Challenging everyday misogyny, questioning the barriers to widow remarriage, speaking out against the gender wage gap and espousing a woman’s freedom to choose, Chandy definitely ruffled more than a few feathers. In many ways, she was a ‘first generation’ Indian feminist icon.
However, her public profile took off when she decided to contest elections for a seat in the Shree Moolam Popular Assembly of the erstwhile Travancore state in 1930. Unfortunately, she was subjected to classic smear tactics with opponents spreading rumours about her alleged relationship with the Dewan of Travancore.
It’s a tactic straight out of the patriarchy playbook that is still used today to shame women or attack their credibility.
But Chandy wasn’t deterred and fought elections the following year. This time she wasn’t denied and would go onto serve in the assembly for two years between 1932 and 1934.
A major cause she took up during her time as a legislator was proportional reservation in government jobs for women and demanding the status of a ‘depressed community’ community for them.
Responding to a fellow legislator who spoke out against her proposal, Chandy said, “From the elaborate petition, it is clear that the plaintiff’s immediate demand is to ban all efforts by women to gain employment, on the grounds that they are a bunch of creatures created for the domestic pleasures of men, and that their lives outside the hallowed kitchen-temples will harm familial happiness.”
“It was due to her unrelenting fight for reservation for women in government jobs that led to the abolishing of the statute that prevented women from working in government jobs,” claims this profile on Feminism in India. Following her lead, other ‘first-generation feminists’ in the region “also explicitly connected women’s political rights with other kinds of rights, for instance, legal and reproductive rights, an effort especially palpable in the writing of Anna Chandy,” write J Devika and Binitha V Thampi in their book ‘New Lamps for Old?
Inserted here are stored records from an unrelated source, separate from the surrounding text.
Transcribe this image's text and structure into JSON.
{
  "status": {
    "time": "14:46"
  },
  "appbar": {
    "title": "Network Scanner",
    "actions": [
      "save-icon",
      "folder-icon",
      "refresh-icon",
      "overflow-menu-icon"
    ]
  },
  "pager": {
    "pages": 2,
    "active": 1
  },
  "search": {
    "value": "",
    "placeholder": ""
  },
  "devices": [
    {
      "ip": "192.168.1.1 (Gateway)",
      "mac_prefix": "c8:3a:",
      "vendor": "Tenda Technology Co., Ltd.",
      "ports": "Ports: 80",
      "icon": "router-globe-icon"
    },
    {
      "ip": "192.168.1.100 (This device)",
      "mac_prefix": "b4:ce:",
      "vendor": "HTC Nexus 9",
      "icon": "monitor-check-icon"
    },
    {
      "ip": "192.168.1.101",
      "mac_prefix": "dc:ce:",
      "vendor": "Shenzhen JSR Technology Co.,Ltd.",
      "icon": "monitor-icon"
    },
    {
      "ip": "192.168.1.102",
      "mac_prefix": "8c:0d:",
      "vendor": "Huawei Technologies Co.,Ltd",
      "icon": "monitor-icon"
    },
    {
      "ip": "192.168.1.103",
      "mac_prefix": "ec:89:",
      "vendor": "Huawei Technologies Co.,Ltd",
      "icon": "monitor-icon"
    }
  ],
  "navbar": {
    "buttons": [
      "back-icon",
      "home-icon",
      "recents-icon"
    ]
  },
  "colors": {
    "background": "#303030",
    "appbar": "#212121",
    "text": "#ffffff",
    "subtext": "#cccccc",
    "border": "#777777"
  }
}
Gender Paradoxes of Political Decentralisation in Kerala.’
For example, in 1935, Chandy argued against the exemption of women from the death penalty in Travancore law, besides challenging another law that gave men conjugal rights without taking into account their wives’ consent.
“Many of our sister-Malayalees have property rights, voting rights, employment and honours, financial independence. But how many have control over their bodies? How many women have been condemned to depths of feelings of inferiority because of the foolish idea that women’s body is an instrument for the pleasure of men?” she once wrote.
In 1937, she was soon elevated to the office of munsif (judge) in Travancore by the Dewan Sir CP Ramaswami Iyer. She was acutely aware of the responsibility that fell on her shoulders upon accepting this office:
“I must admit that I was not free from trepidation when I first stepped up to the Bench. However, what was foremost in my mind was a fierce determination to make a success of this experiment. I knew I was a test case… If I faltered or failed, I would not just be damaging my own career, but would be doing a great disservice to the cause of women.”
Following Independence, she was promoted to the office of district judge and in February 1959 became the first woman judge in an Indian High Court when she was appointed to the Kerala High Court. It was a position she held onto until April 1967, following which she worked with the Law Commission of India.
During her retirement, she published her autobiography titled Atmakatha in 1973. She eventually passed away in 1996 at the ripe old age of 91.
Having paved the way for women in a male-dominated profession and society, Anna Chandy leaves behind a tremendous legacy, and it is the work of pioneers like her that has allowed women’s right to reach this far.